There was a backlash against black citizens ("freedmen") after the U.S. Civil War. Little by little, new means of keeping African Americans in the position of second class citizens were created. Segregation was enforced by both law and custom: blacks and whites could not use the same rest rooms, wait for public transportation in the same waiting rooms, or drink from the same water fountains. Black and white kids couldn't go to the same schools.
This system began to break down in the 1950s. In 1951, a little girl named Linda Brown tried to enroll in an elementary school near her home in Kansas. Linda was in the third grade. The black school she was supposed to go to involved a 6 block walk, followed by another mile on a bus, while the white school was just 7 blocks away. She was denied, and her parents, with other parents, filed suit. In 1954 the U.S. Supreme Court ruled that separate schools were inherently unequal, and that Linda and all others in her circumstances were entitled to relief and equal protection of the laws. This was the beginning of school integration in the United States.
|A single white passenger on a|
Montgomery bus during the boycott
Martin Luther King Jr. had become the pastor of a Montgomery Baptist Church in the fall of 1954. Now he was selected to head up organizing a bus boycott to protest unequal treatment of blacks and whites on the buses. Dr. King firmly believed in non-violence, and the patient, determined boycott of the bus service helped end bus desegregation in December 1956. There was resistance: between December 21, 1955 and January 10, 1957, there were attacks on black riders and four churches and two homes were bombed. But in the end, Montgomery accepted the inevitable.

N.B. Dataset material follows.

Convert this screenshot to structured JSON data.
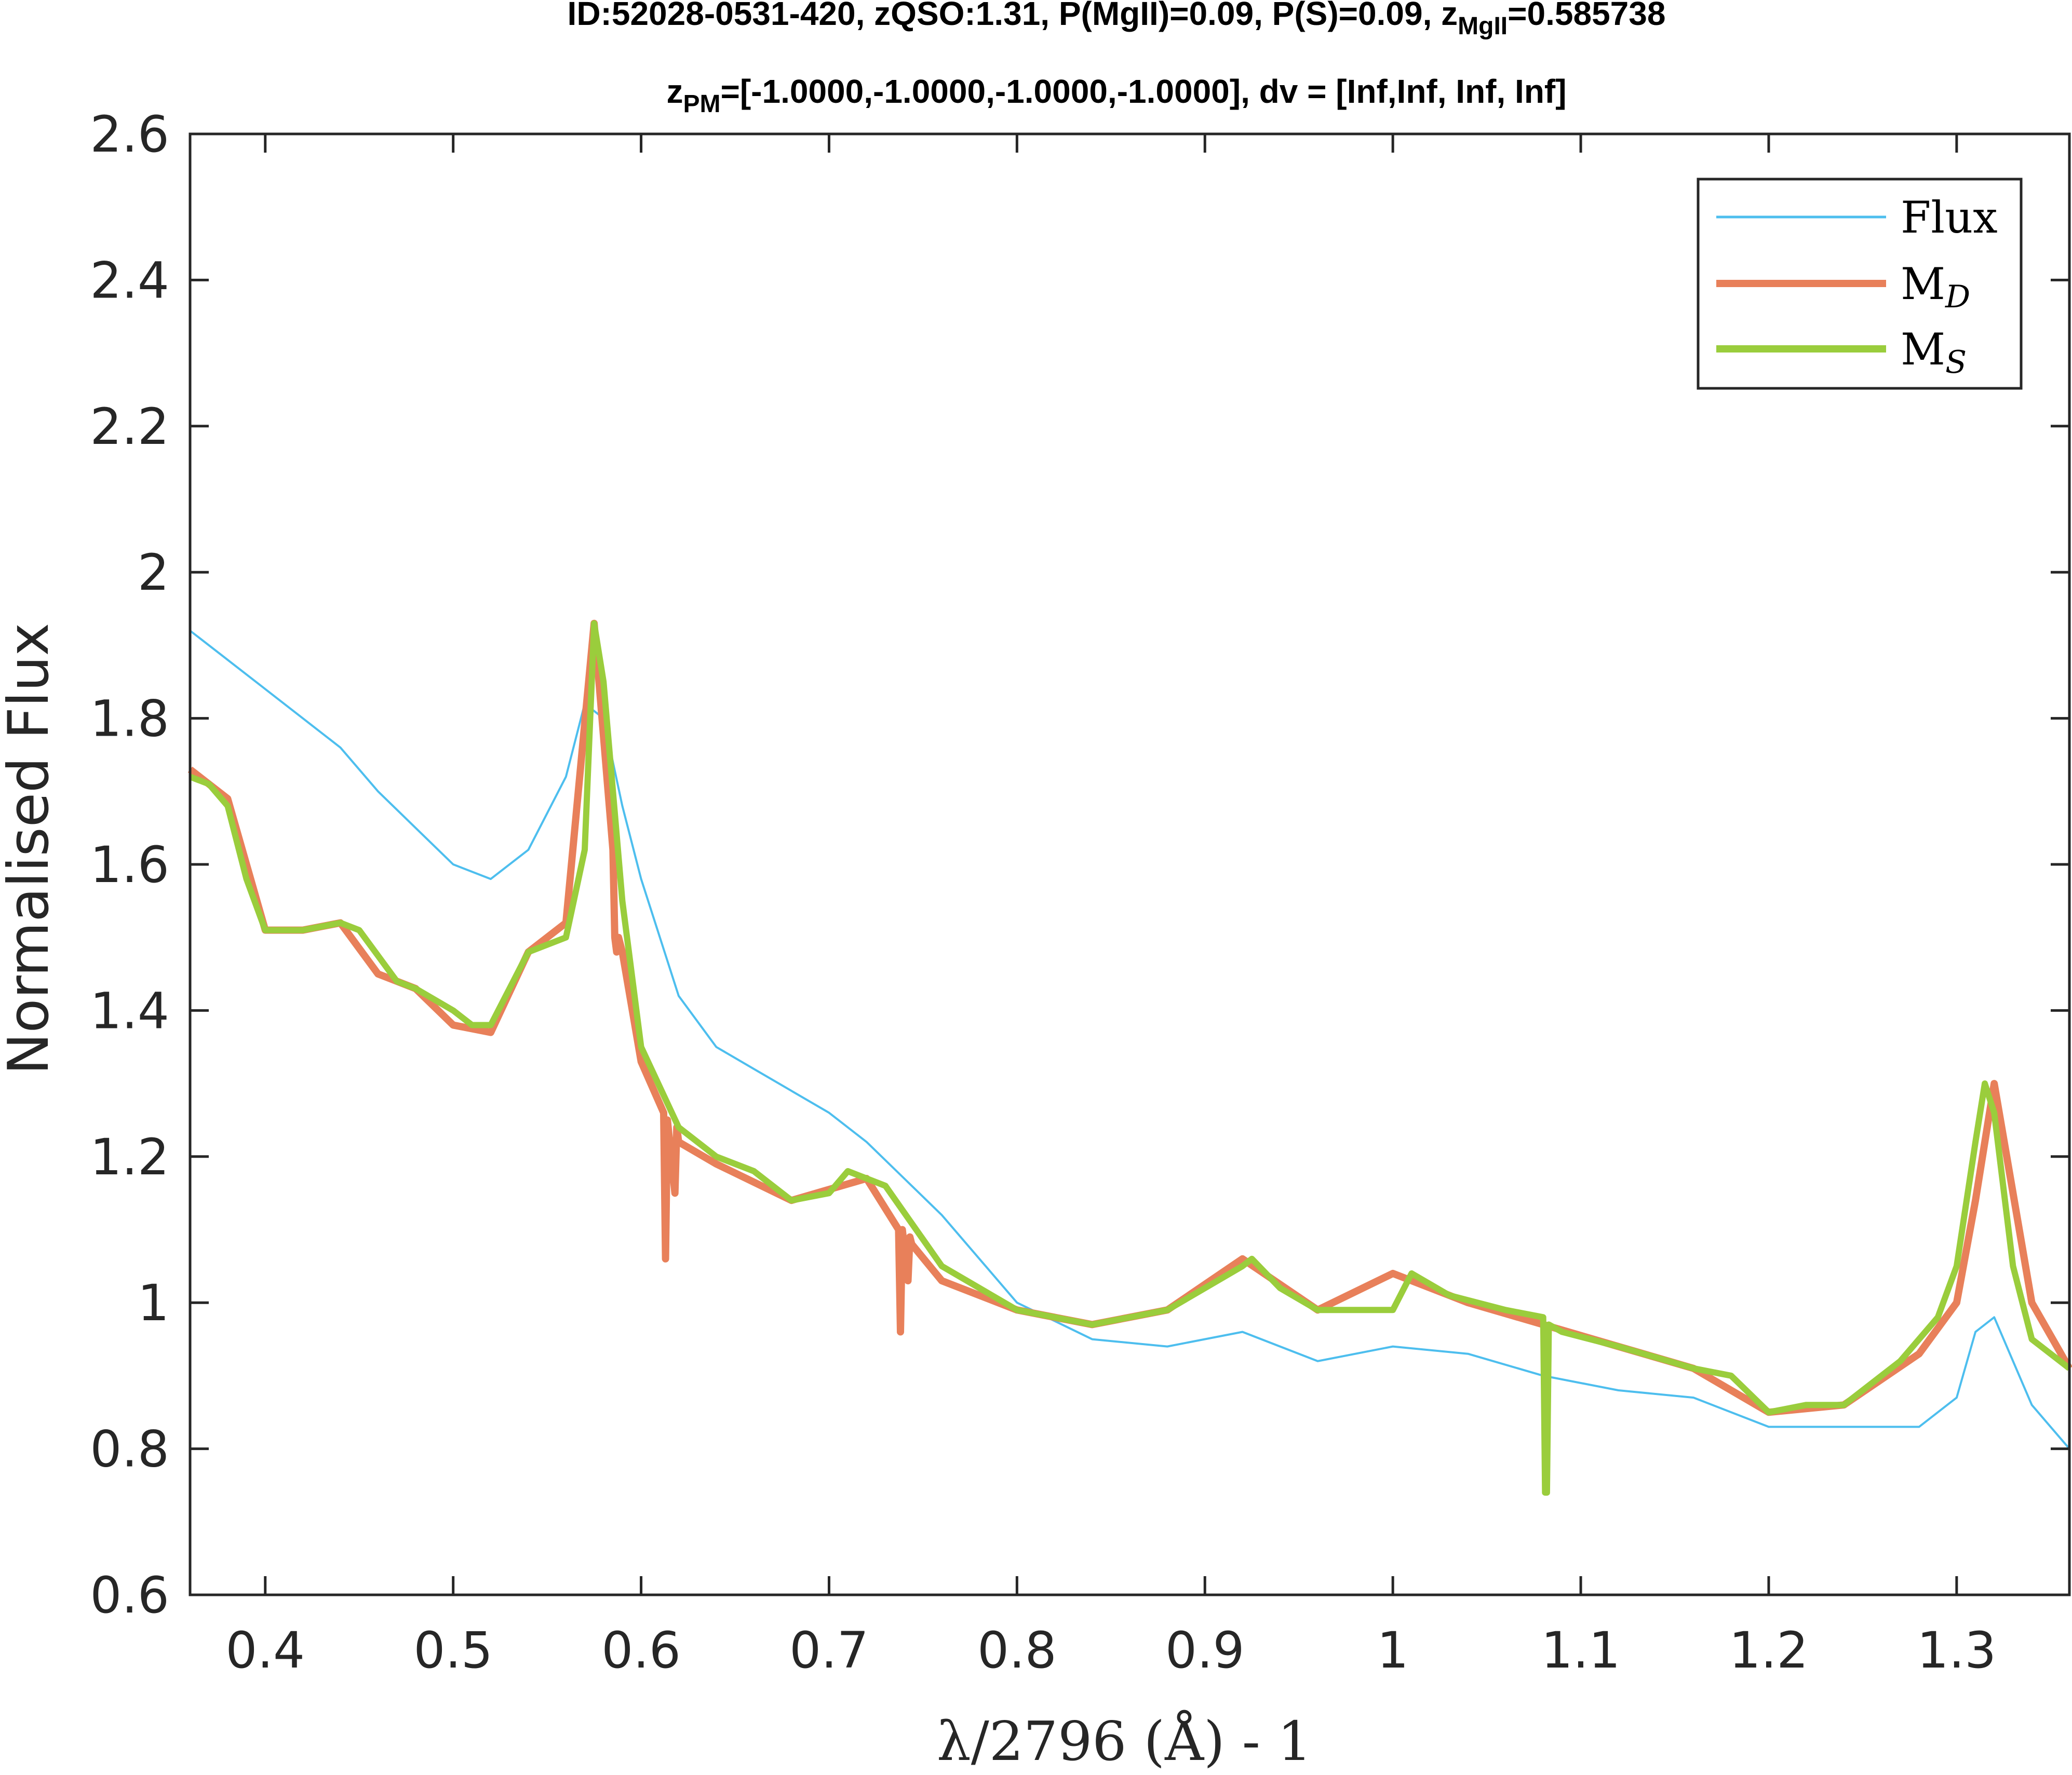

|Frederick Douglass, ex-slave,|
writer, and activist in 1800s
By 1976, the Civil Rights Movement had achieved a great deal. It had ended segregation and discrimination in voter registration with the Civil Rights Act of 1964. After mass demonstrations and strong southern resistance, voting rights for blacks were strengthened with the Voting Rights Act of 1965.
The contributions African Americans have made to U.S. history and culture were no longer ignored. February was set aside as a time to remember the historical, scientific, literary and political legacy that black Americans have given to the country. From Frederick Douglass to Muhammad Ali (Olympic gold medalist in boxing in 1960, heavyweight world champion boxer in 1964, 1974-1977, and political activist), from George Washington Carver (1864- 1943; agricultural researcher) to Thurgood Marshall (1908 - 1993; first black U.S. Supreme Court Justice), from Louis Armstrong (1901-1971; jazz innovator) to Alvin Alley (1931- 1989; dancer and choreographer), and from Crispus Attucks (1723-1770; freedman killed leading sailors and dockworkers to protest British troops in Boston) to Alice Walker (1944 - present; novelist who won the Pulitzer Prize for literature in 1983 and poet)--African Americans in all fields are celebrated during February for what they have given to United States culture and history.
It is worth noting that the U.S. appreciation of black history motivated Canada to also observe a Black History Month in February. The United Kingdom, too, declared a Black History Month, but celebrates it in October as an educational tool to inspire children of color who are beginning the school term.